Note 1 Summary of accounting policies
The financial statements have been prepared in accordance with the laws and regulations of France and with Regulation No. 2014-03 of French accounting standards setter ANC and all subsequent amendments. The presentation of the balance sheet and income statement has been adapted to the Company’s business as a holding company. There have been no changes in the accounting methods used for the periods presented compared with the previous year.
The main accounting policies used are as follows:
1.1 Intangible assets, property and equipment
Intangible assets, property and equipment are stated at cost (including incidental expenses) or contributed value.
They are amortized or depreciated on a straight-line basis over their estimated useful lives, as follows:
- software is amortized over two to five years;
- licenses are amortized over three to five years;
- office and computer equipment are depreciated over three to ten years.

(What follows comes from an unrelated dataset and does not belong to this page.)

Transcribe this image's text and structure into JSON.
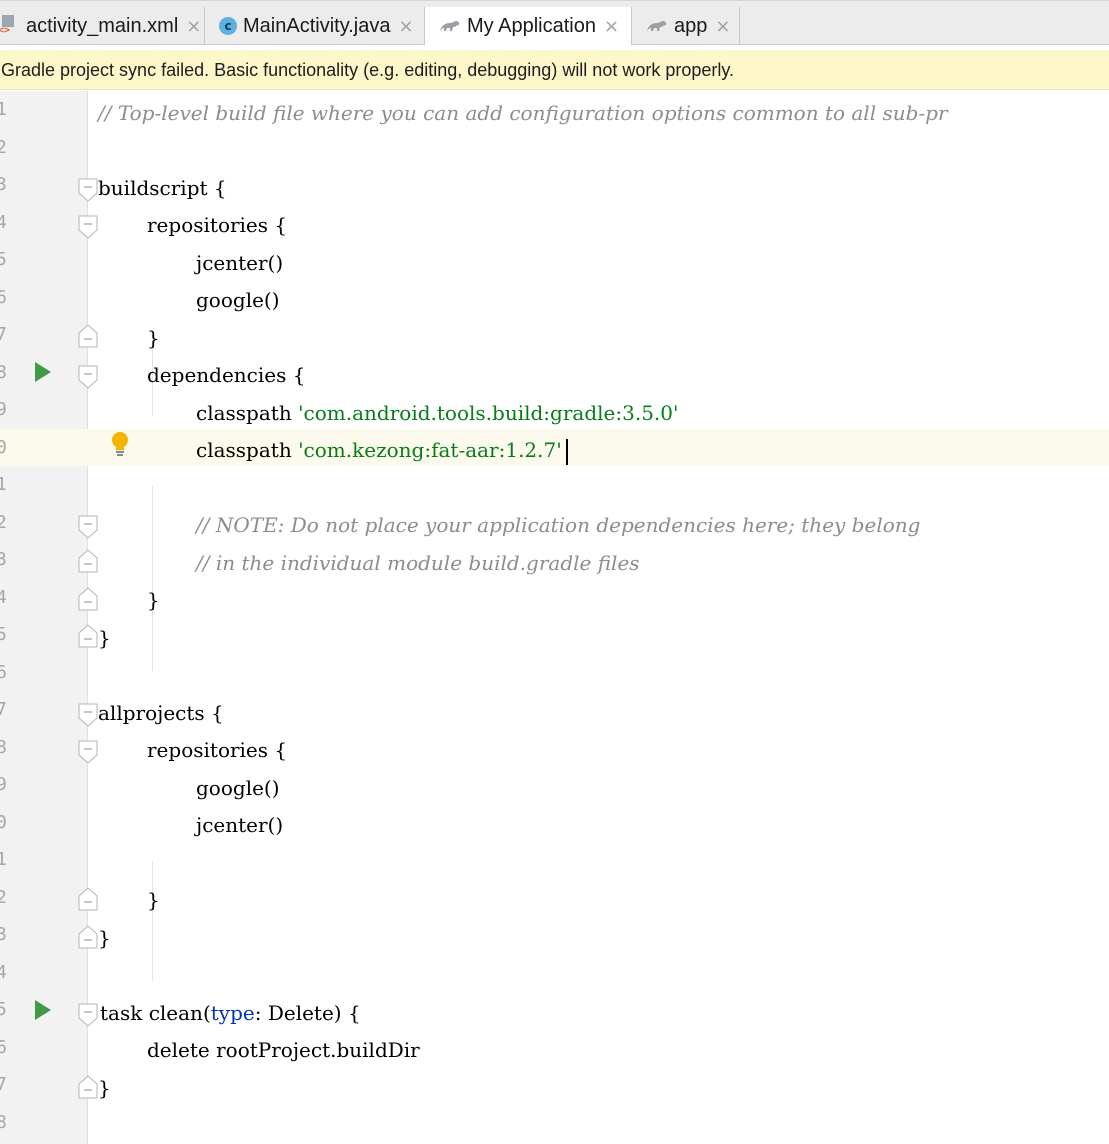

Software development costs are recognized as intangible assets in accordance with the recommended method (PCG, art. 361-1). They are amortized over their period of use, ranging from five to ten years, depending on the number of Group units that use the application.
1.2 Investments
Shares in subsidiaries and affiliates are stated at cost or contributed value. Transaction costs on these assets are recorded in the income statement.
At each year-end, the Company determines whether there are any indications that the investments are impaired. The main indications are:
- below-forecast performances;
- a steep fall in revenue and profit.
If there is any indication of a loss of value, the asset is impaired in order to align its acquisition cost or its contributed value with the actual value. The actual value is the highest value between market value and value in use.
The market value corresponds to the amount that could be obtained for the sale of the asset at the closing date in normal market conditions.
Value in use is determined with due consideration to the uncertainty arising from Covid-19 by analyzing multiple criteria, taking into account in particular the Company’s share of the investee’s net assets or other assessment criteria, such as the economic environment in the country, the application of EBITDA multiples, or the investee’s current and forecast profitability using enterprise value obtained by projecting future cash flows, the long-term growth rate and the discount rate,
less net debt for the investee.
Where appropriate, an impairment loss is recorded for the shares and then for receivables linked to investments, loans and advances to the investee and, when necessary, a provision for contingencies is also recorded to cover the Company’s share of the investee’s negative net worth.
Impairment losses may be reversed in subsequent periods if the investee’s financial position improves. The carrying amount of the investee’s share should be limited to its acquisition cost or contributed value.
In the event of a partial sale of a portfolio of securities carrying the same rights, the acquisition cost of the retained securities is estimated by the weighted average cost method or by the FIFO method, which presumes that the retained securities were acquired after those that were sold.
In accordance with the French ANC Regulation No. 2015-06 published on November 29, 2015, technical losses on mergers are recognized in the balance sheet under “Other investments” and receive the same treatment for valuation and amortization described above.
1.3 Receivables
Receivables are stated at their nominal value. They are impaired when it is likely that their carrying amount will not be recovered in full.
1.4 Marketable securities
Marketable securities are recognized at their acquisition cost. When there is an indication of loss of value, impairment is recorded as necessary based on the market value at the end of the period.
1.5 Revenue
Revenue corresponds to fees invoiced to subsidiaries under the Master Services Agreement. Other service revenues correspond to fees invoiced to subsidiaries for the secondment of staff, IT services and loan guarantees.
1.6 Other income
Other income corresponds to brand license fees invoiced to subsidiaries.
1.7 Provisions for retirement
Managers and employees are paid a length-of-service award on retirement and various long-service awards during their career with the Company.